GRANT: We have a goal of removing 40 does this year at The Proving Grounds and so far we’ve taken 12. In the afternoons we take does, we usually process ’em and do a Facebook live – sharing techniques from that hunt and other tips. So, be watching our Facebook and tune in for the next skinning shed Facebook live.

GRANT: Pops – thank you for asking. If you’re a Christian and you believe in intentional prayer, pray for my dad. He got over the cancer but the chemo was tough on him. And my dad just had his 87th birthday the other day. We took him hunting, and, man, had a fawn come in he didn’t want to shoot; had a two-year old eight-pointer come in. He thought it was a big deer. I never told him any different. He got so excited he was like a 7-year-old – not 87 but a 7-year-old. And so, of course, my dad – 87-year-old – got a green tag shoot any deer on my farm. I think he’s gonna get better and be back out here hunting with us this fall. So, y’all pray for Pops and I’ll keep you posted.

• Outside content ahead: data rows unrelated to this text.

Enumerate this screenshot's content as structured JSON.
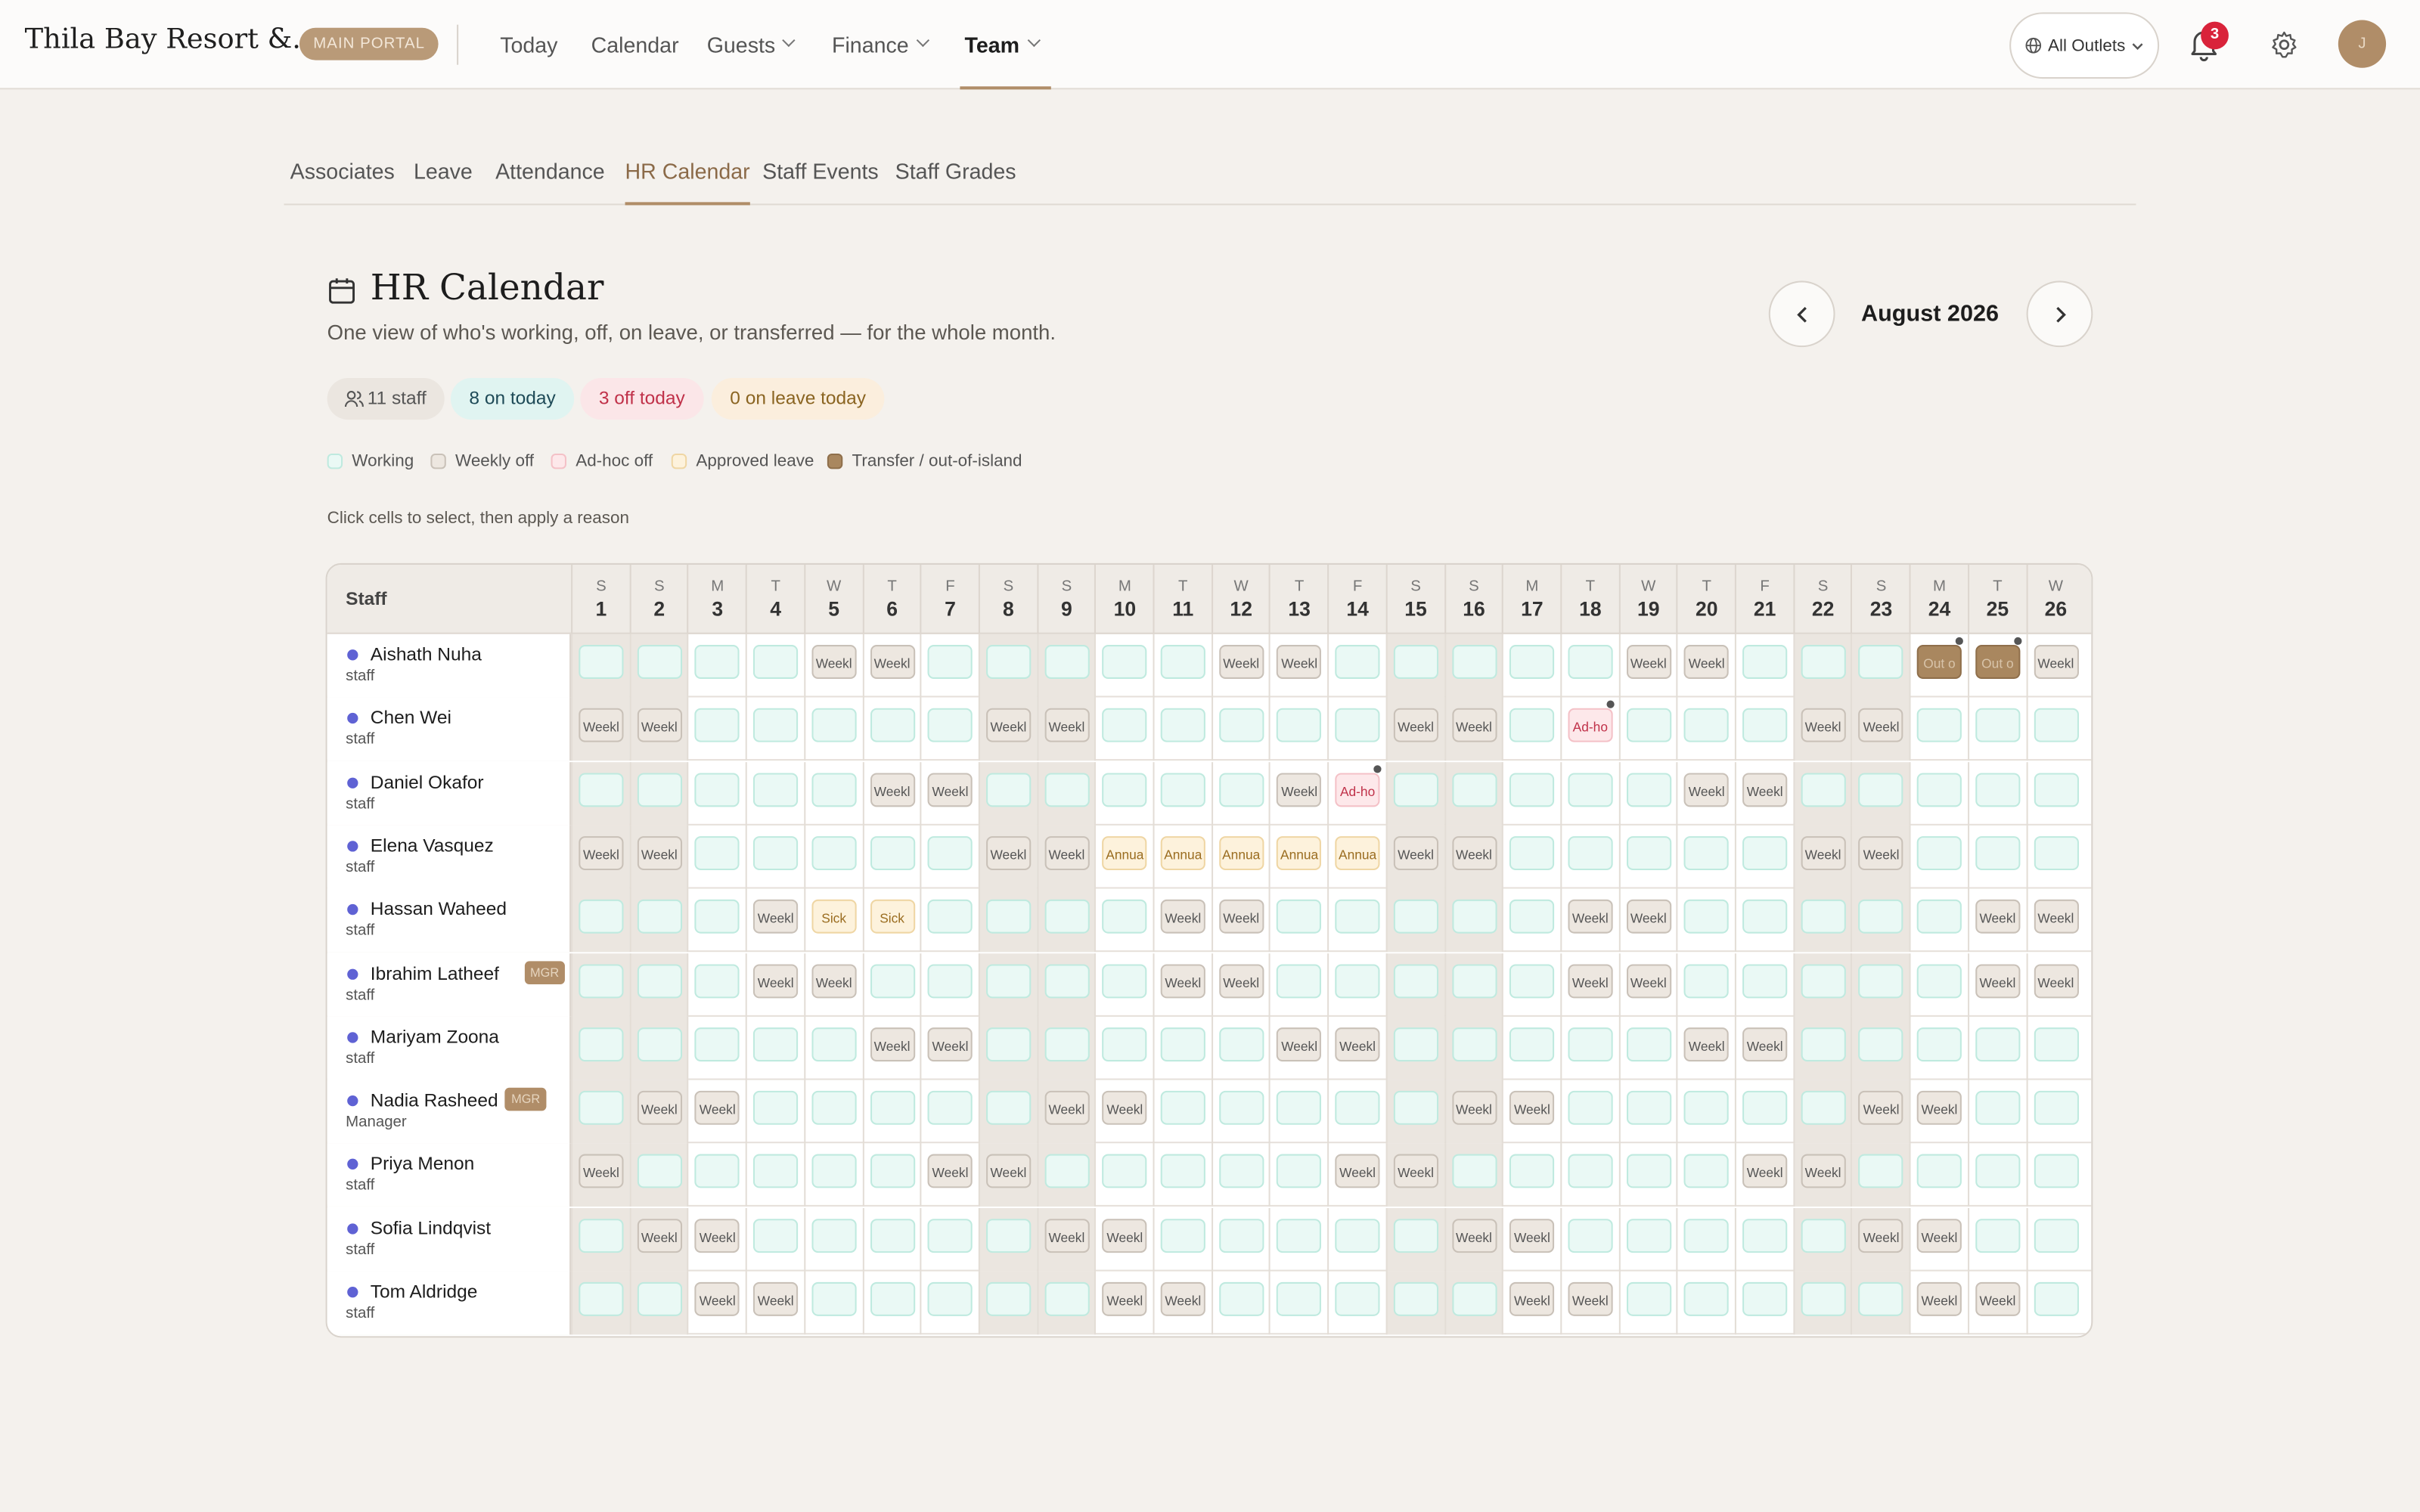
{
  "app": {
    "brand": "Thila Bay Resort &...",
    "portal_badge": "MAIN PORTAL",
    "avatar_initial": "J",
    "notifications": "3",
    "outlets_label": "All Outlets"
  },
  "nav": [
    {
      "label": "Today"
    },
    {
      "label": "Calendar"
    },
    {
      "label": "Guests"
    },
    {
      "label": "Finance"
    },
    {
      "label": "Team"
    }
  ],
  "subtabs": [
    "Associates",
    "Leave",
    "Attendance",
    "HR Calendar",
    "Staff Events",
    "Staff Grades"
  ],
  "page": {
    "title": "HR Calendar",
    "subtitle": "One view of who's working, off, on leave, or transferred — for the whole month.",
    "month": "August 2026",
    "hint": "Click cells to select, then apply a reason"
  },
  "stats": {
    "staff": "11 staff",
    "on_today": "8 on today",
    "off_today": "3 off today",
    "leave_today": "0 on leave today"
  },
  "legend": [
    "Working",
    "Weekly off",
    "Ad-hoc off",
    "Approved leave",
    "Transfer / out-of-island"
  ],
  "colors": {
    "accent": "#b08d68",
    "working": "#eaf9f5",
    "weekly": "#ede7e0",
    "adhoc": "#fde8ea",
    "leave": "#fdf2dc",
    "transfer": "#a9875f"
  },
  "grid": {
    "staff_header": "Staff",
    "days": [
      [
        "S",
        "1"
      ],
      [
        "S",
        "2"
      ],
      [
        "M",
        "3"
      ],
      [
        "T",
        "4"
      ],
      [
        "W",
        "5"
      ],
      [
        "T",
        "6"
      ],
      [
        "F",
        "7"
      ],
      [
        "S",
        "8"
      ],
      [
        "S",
        "9"
      ],
      [
        "M",
        "10"
      ],
      [
        "T",
        "11"
      ],
      [
        "W",
        "12"
      ],
      [
        "T",
        "13"
      ],
      [
        "F",
        "14"
      ],
      [
        "S",
        "15"
      ],
      [
        "S",
        "16"
      ],
      [
        "M",
        "17"
      ],
      [
        "T",
        "18"
      ],
      [
        "W",
        "19"
      ],
      [
        "T",
        "20"
      ],
      [
        "F",
        "21"
      ],
      [
        "S",
        "22"
      ],
      [
        "S",
        "23"
      ],
      [
        "M",
        "24"
      ],
      [
        "T",
        "25"
      ],
      [
        "W",
        "26"
      ]
    ],
    "rows": [
      {
        "name": "Aishath Nuha",
        "role": "staff",
        "mgr": "",
        "cells": [
          "w",
          "w",
          "w",
          "w",
          "o",
          "o",
          "w",
          "w",
          "w",
          "w",
          "w",
          "o",
          "o",
          "w",
          "w",
          "w",
          "w",
          "w",
          "o",
          "o",
          "w",
          "w",
          "w",
          "t",
          "t",
          "o"
        ]
      },
      {
        "name": "Chen Wei",
        "role": "staff",
        "mgr": "",
        "cells": [
          "o",
          "o",
          "w",
          "w",
          "w",
          "w",
          "w",
          "o",
          "o",
          "w",
          "w",
          "w",
          "w",
          "w",
          "o",
          "o",
          "w",
          "a",
          "w",
          "w",
          "w",
          "o",
          "o",
          "w",
          "w",
          "w"
        ]
      },
      {
        "name": "Daniel Okafor",
        "role": "staff",
        "mgr": "",
        "cells": [
          "w",
          "w",
          "w",
          "w",
          "w",
          "o",
          "o",
          "w",
          "w",
          "w",
          "w",
          "w",
          "o",
          "a",
          "w",
          "w",
          "w",
          "w",
          "w",
          "o",
          "o",
          "w",
          "w",
          "w",
          "w",
          "w"
        ]
      },
      {
        "name": "Elena Vasquez",
        "role": "staff",
        "mgr": "",
        "cells": [
          "o",
          "o",
          "w",
          "w",
          "w",
          "w",
          "w",
          "o",
          "o",
          "l",
          "l",
          "l",
          "l",
          "l",
          "o",
          "o",
          "w",
          "w",
          "w",
          "w",
          "w",
          "o",
          "o",
          "w",
          "w",
          "w"
        ]
      },
      {
        "name": "Hassan Waheed",
        "role": "staff",
        "mgr": "",
        "cells": [
          "w",
          "w",
          "w",
          "o",
          "s",
          "s",
          "w",
          "w",
          "w",
          "w",
          "o",
          "o",
          "w",
          "w",
          "w",
          "w",
          "w",
          "o",
          "o",
          "w",
          "w",
          "w",
          "w",
          "w",
          "o",
          "o"
        ]
      },
      {
        "name": "Ibrahim Latheef",
        "role": "staff",
        "mgr": "MGR",
        "cells": [
          "w",
          "w",
          "w",
          "o",
          "o",
          "w",
          "w",
          "w",
          "w",
          "w",
          "o",
          "o",
          "w",
          "w",
          "w",
          "w",
          "w",
          "o",
          "o",
          "w",
          "w",
          "w",
          "w",
          "w",
          "o",
          "o"
        ]
      },
      {
        "name": "Mariyam Zoona",
        "role": "staff",
        "mgr": "",
        "cells": [
          "w",
          "w",
          "w",
          "w",
          "w",
          "o",
          "o",
          "w",
          "w",
          "w",
          "w",
          "w",
          "o",
          "o",
          "w",
          "w",
          "w",
          "w",
          "w",
          "o",
          "o",
          "w",
          "w",
          "w",
          "w",
          "w"
        ]
      },
      {
        "name": "Nadia Rasheed",
        "role": "Manager",
        "mgr": "MGR",
        "cells": [
          "w",
          "o",
          "o",
          "w",
          "w",
          "w",
          "w",
          "w",
          "o",
          "o",
          "w",
          "w",
          "w",
          "w",
          "w",
          "o",
          "o",
          "w",
          "w",
          "w",
          "w",
          "w",
          "o",
          "o",
          "w",
          "w"
        ]
      },
      {
        "name": "Priya Menon",
        "role": "staff",
        "mgr": "",
        "cells": [
          "o",
          "w",
          "w",
          "w",
          "w",
          "w",
          "o",
          "o",
          "w",
          "w",
          "w",
          "w",
          "w",
          "o",
          "o",
          "w",
          "w",
          "w",
          "w",
          "w",
          "o",
          "o",
          "w",
          "w",
          "w",
          "w"
        ]
      },
      {
        "name": "Sofia Lindqvist",
        "role": "staff",
        "mgr": "",
        "cells": [
          "w",
          "o",
          "o",
          "w",
          "w",
          "w",
          "w",
          "w",
          "o",
          "o",
          "w",
          "w",
          "w",
          "w",
          "w",
          "o",
          "o",
          "w",
          "w",
          "w",
          "w",
          "w",
          "o",
          "o",
          "w",
          "w"
        ]
      },
      {
        "name": "Tom Aldridge",
        "role": "staff",
        "mgr": "",
        "cells": [
          "w",
          "w",
          "o",
          "o",
          "w",
          "w",
          "w",
          "w",
          "w",
          "o",
          "o",
          "w",
          "w",
          "w",
          "w",
          "w",
          "o",
          "o",
          "w",
          "w",
          "w",
          "w",
          "w",
          "o",
          "o",
          "w"
        ]
      }
    ],
    "labels": {
      "o": "Weekl",
      "l": "Annua",
      "s": "Sick",
      "a": "Ad-ho",
      "t": "Out o"
    }
  }
}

GRANT: There’s bunches and bunches of you writing that you’re praying for Pops and I really appreciate that. That’s very important to me. Thank you so much. Thank you all. I can’t say all your names ‘cause they’re just rolling through too fast. Thank you.

GRANT: And did y’all know this? I mean, I keep, you know, I keep records. I’m a data geek. About 25% on the mature bucks I’ve tagged in my life have been tagged when I already shot a doe out of that stand, that hunt. And they come smelling that doe. The best thing you could do is have a dead doe laying in front of your stand. Don’t get out of your stand and walk over there to it and drag it in the woods…

GRANT: It can really be busy during the pre-rut trying to spend time with family, work and go hunting. But even if you’re busy, don’t forget to slow down and enjoy Creation. And most importantly take time every day to be quiet and listen to what the Creator is saying to you. Thanks for watching GrowingDeer.